I know that I can easily create SFrames from a csv file etc.

However, the data I want to analyze sits in a database, not in a file.

What methods are people using when the data they want to analyze with graphlab is in a database? What is the usual/graphlab recommended method?

I have had two strategies for dealing with this so far:

1) Use pandas to create a csv file from the data in the database and create an SFrame from that csv. (not good) 2) Writing my own function that takes data from the database (mongodb) using a python library (pymongo) and creating an SFrame myself. This works but I thought there probably is an easier way of doing this?

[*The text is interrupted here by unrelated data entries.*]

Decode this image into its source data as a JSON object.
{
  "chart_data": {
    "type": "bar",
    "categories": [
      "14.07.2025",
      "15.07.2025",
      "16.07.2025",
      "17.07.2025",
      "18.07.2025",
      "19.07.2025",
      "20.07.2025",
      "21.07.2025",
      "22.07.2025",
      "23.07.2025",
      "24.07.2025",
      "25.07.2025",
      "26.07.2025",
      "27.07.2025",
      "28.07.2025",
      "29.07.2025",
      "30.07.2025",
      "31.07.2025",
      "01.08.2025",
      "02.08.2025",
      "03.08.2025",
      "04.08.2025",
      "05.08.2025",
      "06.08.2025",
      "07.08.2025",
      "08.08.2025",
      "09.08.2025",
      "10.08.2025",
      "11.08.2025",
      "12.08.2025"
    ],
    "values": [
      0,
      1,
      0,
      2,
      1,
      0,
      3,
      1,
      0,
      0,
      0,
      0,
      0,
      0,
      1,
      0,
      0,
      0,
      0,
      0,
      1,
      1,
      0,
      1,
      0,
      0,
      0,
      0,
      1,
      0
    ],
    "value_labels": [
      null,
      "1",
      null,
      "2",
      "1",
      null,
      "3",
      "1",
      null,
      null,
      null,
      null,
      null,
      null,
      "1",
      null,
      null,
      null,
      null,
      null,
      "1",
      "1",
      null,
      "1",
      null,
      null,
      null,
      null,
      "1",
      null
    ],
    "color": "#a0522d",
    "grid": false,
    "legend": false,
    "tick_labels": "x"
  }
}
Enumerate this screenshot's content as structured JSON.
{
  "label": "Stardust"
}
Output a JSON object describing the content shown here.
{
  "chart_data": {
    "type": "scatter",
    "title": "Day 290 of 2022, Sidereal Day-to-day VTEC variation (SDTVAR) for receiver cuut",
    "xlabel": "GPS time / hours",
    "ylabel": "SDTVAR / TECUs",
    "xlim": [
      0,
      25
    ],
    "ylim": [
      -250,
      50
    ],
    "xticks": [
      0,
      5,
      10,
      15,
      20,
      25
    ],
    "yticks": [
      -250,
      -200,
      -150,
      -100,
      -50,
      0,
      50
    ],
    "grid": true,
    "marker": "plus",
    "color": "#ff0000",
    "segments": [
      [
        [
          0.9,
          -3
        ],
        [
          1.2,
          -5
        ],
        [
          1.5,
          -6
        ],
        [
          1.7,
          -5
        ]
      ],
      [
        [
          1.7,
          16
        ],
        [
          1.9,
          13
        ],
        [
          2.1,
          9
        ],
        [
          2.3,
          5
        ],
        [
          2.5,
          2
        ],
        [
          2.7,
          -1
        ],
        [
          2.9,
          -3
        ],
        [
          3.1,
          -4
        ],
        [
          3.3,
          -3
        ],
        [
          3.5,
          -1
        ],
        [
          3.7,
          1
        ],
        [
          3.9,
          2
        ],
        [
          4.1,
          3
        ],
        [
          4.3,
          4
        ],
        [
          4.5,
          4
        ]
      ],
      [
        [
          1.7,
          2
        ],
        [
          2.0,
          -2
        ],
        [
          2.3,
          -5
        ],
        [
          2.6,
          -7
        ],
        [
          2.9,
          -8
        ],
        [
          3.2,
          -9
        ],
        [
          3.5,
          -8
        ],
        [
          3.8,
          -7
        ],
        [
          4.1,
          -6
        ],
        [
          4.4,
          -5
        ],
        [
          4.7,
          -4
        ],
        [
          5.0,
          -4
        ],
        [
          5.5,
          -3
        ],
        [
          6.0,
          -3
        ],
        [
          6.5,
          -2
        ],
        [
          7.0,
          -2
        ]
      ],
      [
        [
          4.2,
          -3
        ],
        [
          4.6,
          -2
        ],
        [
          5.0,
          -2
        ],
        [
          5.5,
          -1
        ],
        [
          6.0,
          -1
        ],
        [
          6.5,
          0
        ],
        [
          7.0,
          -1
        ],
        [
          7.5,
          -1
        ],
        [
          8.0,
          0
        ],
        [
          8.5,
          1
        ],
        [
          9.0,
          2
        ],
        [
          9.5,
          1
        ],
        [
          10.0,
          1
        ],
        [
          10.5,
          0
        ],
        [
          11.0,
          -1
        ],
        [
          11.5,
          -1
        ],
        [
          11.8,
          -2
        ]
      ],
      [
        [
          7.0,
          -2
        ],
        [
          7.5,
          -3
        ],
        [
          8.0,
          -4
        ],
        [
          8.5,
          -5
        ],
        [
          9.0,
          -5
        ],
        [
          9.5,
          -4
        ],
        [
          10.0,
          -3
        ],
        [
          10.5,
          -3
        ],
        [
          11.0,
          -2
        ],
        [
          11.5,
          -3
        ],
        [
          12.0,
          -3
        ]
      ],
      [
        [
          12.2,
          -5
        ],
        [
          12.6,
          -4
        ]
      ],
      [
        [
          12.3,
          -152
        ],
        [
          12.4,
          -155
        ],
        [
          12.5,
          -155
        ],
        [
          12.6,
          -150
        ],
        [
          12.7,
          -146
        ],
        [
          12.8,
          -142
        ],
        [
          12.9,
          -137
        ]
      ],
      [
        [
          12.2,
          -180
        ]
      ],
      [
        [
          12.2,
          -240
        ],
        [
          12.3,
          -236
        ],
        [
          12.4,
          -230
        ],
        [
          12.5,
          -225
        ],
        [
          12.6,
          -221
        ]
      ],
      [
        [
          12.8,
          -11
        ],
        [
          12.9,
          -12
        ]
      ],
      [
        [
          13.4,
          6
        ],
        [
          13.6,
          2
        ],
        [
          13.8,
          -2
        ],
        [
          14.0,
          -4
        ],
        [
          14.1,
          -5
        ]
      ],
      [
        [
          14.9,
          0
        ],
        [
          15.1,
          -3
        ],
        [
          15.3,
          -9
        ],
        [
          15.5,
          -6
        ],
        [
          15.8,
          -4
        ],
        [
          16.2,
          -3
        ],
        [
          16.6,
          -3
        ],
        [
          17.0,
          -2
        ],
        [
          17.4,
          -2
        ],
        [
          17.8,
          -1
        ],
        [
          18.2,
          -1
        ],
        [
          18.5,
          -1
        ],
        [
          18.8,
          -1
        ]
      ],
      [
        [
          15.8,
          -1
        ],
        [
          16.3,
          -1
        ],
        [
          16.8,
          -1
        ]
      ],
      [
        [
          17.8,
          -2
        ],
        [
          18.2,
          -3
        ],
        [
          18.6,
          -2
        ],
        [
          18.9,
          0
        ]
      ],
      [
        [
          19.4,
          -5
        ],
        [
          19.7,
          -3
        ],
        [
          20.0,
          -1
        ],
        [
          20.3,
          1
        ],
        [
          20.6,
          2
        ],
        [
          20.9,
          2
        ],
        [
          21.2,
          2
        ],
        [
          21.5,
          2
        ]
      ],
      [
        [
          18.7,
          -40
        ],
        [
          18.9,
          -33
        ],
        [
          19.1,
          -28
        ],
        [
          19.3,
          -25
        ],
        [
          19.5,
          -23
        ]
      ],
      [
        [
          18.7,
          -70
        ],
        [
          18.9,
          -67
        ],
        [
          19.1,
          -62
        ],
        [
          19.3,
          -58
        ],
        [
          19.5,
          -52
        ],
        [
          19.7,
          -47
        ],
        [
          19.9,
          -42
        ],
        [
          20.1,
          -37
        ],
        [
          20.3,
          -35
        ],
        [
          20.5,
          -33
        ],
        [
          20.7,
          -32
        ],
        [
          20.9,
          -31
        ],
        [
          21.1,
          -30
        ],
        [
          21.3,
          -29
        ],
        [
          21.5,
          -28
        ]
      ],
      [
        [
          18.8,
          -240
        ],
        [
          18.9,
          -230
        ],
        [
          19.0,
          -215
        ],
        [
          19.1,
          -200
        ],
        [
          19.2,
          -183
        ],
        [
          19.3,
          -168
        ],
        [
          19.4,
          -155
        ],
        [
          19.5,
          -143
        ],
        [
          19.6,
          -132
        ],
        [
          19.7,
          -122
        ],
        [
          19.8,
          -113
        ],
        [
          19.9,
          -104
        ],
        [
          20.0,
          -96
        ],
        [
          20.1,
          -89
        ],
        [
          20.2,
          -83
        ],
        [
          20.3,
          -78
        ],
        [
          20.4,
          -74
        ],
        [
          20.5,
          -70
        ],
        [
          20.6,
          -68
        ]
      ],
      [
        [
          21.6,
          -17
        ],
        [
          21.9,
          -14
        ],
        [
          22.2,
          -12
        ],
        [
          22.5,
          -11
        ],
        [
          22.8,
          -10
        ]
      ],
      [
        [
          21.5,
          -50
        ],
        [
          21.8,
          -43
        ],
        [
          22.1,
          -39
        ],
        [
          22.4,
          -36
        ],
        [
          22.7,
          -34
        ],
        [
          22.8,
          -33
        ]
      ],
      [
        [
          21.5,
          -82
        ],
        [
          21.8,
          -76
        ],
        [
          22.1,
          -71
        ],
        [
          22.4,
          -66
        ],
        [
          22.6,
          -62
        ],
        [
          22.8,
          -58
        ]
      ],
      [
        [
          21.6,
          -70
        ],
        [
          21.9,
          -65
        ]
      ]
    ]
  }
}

Hi It is actually much easier than you imagined as we support direct reading and writing from databases as explained here:

Hi @DannyBickson

I just saw your reply. Thanks a lot. A few issues:

  1. The link you posted does not work. (perhaps due to name change from dato to turi?) I am guessing you were pointing here:

These instructions seem to be written for sql. "[ODBC] remains one of the most universal ways to communicate with SQL databases"

Any help you can give me on working with mongodb? Anyone?

I currently have an IP address to the mongo server of my company and would not know to set up ODBC on my own. A quick google search for odbc for mongodb was not super helpful either, even after assuming graphlab would support it. A set of instructions similar to those above for odbc-sql would be helpful.


PS: is there a way to be notified of replies to these posts? I would like to be notified when someone responds to my question.